Bizim buralarda kimileri "Bize ne ya ABD'yi kimin yöneteceğinden" gevşekliğini orijinal bir dış politika analizi olarak dillendirse de... 15 Temmuz'da ABD'de iş başında olan yönetimin temsilcisi Biden'la, darbeye karşı Türk halkının yanında olduğunu açıklayan Trump'ı bir kefeye koyup "Kim kazanırsa kazansın sonuç değişmez abi" yorumunu yapsa da küreselci koalisyon işi sıkı tutuyor.
2016 seçimlerinin ertesi günü, İstanbul'daki Trump Tower'da hazırlanan nüshasının manşetinden, kaybeden Hillary Clinton'ın kazandığını müjdeleyen Posta belki artık yok. Ama kısa bir süre önce ABD'deki Demokratlar ve küreselciler tarafından fonlandıkları belgeleriyle ortaya çıkan (kabul de ettiler) mecralar Biden'ın zaferini ilan ettiler bile.
***
Seçim sürecinin başından beri Demokratlar'a desteğini açık eden Twitter gibi sosyal medya platformlarında durum daha vahim.
Sayımı halen süren seçimlerde Biden'ın kazandığını duyurmak serbest. Trump taraftarlarının protestolarını ve itirazlarını seçime müdahale olarak yaftalayıp aşağılamak da...
Buna karşılık, seçimle ilgili Trump lehine iddiaları dile getirmek yasak! Öyle ki Twitter halen ABD Başkanı olan Trump'ın bazı seçim bölgeleriyle ilgili hukuki ve demokratik itirazlarını bile sansürlüyor!
***
Türkiye seçimlerinde PKK dahil "muhalefeti" destekleyeceklerini vaat ettiği için Biden'ı destekleyenler bu açık sansürden ziyadesiyle memnunlar.

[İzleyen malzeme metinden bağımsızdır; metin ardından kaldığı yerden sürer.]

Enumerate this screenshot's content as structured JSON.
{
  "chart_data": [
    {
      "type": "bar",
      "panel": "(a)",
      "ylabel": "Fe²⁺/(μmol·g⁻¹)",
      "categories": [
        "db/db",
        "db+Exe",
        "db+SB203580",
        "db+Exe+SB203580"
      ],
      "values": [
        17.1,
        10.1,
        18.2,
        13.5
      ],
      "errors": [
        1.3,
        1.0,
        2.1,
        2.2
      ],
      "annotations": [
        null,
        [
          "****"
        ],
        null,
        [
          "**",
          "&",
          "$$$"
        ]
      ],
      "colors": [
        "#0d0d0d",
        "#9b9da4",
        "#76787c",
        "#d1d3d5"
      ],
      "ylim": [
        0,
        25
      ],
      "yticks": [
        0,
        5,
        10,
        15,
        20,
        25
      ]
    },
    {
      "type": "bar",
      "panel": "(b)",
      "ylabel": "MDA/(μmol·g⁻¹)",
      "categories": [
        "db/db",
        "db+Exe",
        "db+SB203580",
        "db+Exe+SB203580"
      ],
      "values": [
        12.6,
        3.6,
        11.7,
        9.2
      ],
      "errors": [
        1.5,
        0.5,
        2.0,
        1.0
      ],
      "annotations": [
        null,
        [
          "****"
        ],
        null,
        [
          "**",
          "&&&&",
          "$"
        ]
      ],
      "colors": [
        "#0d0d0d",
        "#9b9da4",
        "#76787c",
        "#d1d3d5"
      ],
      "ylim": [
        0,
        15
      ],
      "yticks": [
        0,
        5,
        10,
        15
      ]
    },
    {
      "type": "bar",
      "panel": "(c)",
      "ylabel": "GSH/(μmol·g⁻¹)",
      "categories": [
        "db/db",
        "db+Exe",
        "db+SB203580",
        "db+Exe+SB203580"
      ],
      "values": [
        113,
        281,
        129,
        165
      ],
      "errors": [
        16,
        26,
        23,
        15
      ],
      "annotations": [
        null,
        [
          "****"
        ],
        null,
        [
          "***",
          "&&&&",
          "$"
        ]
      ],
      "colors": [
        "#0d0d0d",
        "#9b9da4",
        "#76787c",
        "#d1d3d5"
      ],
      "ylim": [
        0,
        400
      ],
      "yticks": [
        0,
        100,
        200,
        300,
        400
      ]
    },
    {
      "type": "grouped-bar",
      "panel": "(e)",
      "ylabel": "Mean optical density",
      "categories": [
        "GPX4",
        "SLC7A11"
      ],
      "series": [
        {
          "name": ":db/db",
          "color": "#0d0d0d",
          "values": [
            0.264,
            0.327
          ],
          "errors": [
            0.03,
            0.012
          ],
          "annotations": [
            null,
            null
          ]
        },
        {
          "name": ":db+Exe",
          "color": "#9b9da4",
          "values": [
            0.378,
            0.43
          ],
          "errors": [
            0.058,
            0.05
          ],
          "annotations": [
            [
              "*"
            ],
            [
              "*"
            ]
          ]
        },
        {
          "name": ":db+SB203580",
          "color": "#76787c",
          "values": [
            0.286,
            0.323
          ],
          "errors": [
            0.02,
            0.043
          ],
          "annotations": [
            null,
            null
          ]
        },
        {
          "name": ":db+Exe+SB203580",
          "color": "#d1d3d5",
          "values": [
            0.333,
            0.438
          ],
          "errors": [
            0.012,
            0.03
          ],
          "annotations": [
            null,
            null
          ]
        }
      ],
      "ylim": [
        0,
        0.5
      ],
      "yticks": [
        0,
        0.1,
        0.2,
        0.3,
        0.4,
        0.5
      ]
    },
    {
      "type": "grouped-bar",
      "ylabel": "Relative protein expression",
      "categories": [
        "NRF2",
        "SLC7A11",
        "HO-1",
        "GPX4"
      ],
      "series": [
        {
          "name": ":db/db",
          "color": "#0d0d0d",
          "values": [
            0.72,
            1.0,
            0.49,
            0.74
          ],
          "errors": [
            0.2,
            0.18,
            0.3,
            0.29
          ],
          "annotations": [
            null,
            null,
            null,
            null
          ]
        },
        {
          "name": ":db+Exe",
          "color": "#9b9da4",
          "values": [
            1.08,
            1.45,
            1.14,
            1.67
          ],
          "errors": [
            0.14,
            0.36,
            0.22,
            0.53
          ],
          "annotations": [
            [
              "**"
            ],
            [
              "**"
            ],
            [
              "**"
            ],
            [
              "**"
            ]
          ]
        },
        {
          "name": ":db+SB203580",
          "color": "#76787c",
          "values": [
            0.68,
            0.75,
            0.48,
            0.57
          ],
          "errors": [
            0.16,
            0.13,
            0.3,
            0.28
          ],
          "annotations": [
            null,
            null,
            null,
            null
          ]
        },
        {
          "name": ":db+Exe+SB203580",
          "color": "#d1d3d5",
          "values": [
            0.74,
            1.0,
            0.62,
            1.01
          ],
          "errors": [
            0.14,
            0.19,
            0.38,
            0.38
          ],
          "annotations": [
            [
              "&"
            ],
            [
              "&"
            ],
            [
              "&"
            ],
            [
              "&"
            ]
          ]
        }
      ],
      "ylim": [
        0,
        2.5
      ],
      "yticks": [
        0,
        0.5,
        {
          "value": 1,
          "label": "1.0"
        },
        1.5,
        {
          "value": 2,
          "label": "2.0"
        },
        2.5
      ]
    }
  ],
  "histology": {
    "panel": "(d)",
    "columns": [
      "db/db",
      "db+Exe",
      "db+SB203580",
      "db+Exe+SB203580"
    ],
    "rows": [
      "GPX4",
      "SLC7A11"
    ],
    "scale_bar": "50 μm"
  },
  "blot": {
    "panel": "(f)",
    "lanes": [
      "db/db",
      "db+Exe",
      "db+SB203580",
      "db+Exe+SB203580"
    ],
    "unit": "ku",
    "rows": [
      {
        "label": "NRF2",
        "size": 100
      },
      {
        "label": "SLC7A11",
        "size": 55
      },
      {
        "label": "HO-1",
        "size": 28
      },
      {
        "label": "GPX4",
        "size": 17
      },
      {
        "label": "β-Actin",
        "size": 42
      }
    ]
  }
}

Sorsan solcular, demokratlar, çağdaşlar... "Kabe'leri özgürlük", ifade özgürlüğü "olmazsa olmazları."
Ama bir adayın seçim sürecine dahil olan demokratik itirazlarının sansürlenmesini savunmayı bir çelişki olarak görmüyorlar.
Dün, şirinlik muskası olarak tanıdığımız bir "müzik insanı" bile Twitter'ı Trump'ı sansürlediği için açık açık tebrik ediyordu. Sonra utanıp tweet'ini sildiği için adını vermiyorum. Zira bu tavrın tarihe geçen bir rezalet olacağını fark etmek de önemli.
Ancak yıllardır gazetecilik gurusu pozlarında ifade özgürlüğü tiratlarını dinlediğimiz, şimdilerde ise sansüre gerekçeler bulmaya çırpınan Doğan Satmış'ın adını anmadan geçemeyeceğim.
Zira Twitter bile sansürüne gerekçe göstermekte Satmış kadar radikal değil. ABD Başkanı'nın mesajlarını "doğrulanmaya ihtiyacı var" gibi gerekçelerle izah etmeye çalışıyor.
Satmış'a göreyse Twitter müdahalesi rutin haline getirilmesi gereken editoryal bir hak. Twitter'ın hep bir tarafı kesen sansür bıçağı olmazsa olmaz!
Pes doğrusu!
Tebrikler Doğan Bey, bir çırpıda muhalefetin kendine demokratlığını, ifade hakkını yalnızca iktidarı alana kadar meşru gördüğünü, özgürlük vaadinin masal olduğunu ne güzel de özetleyiverdiniz.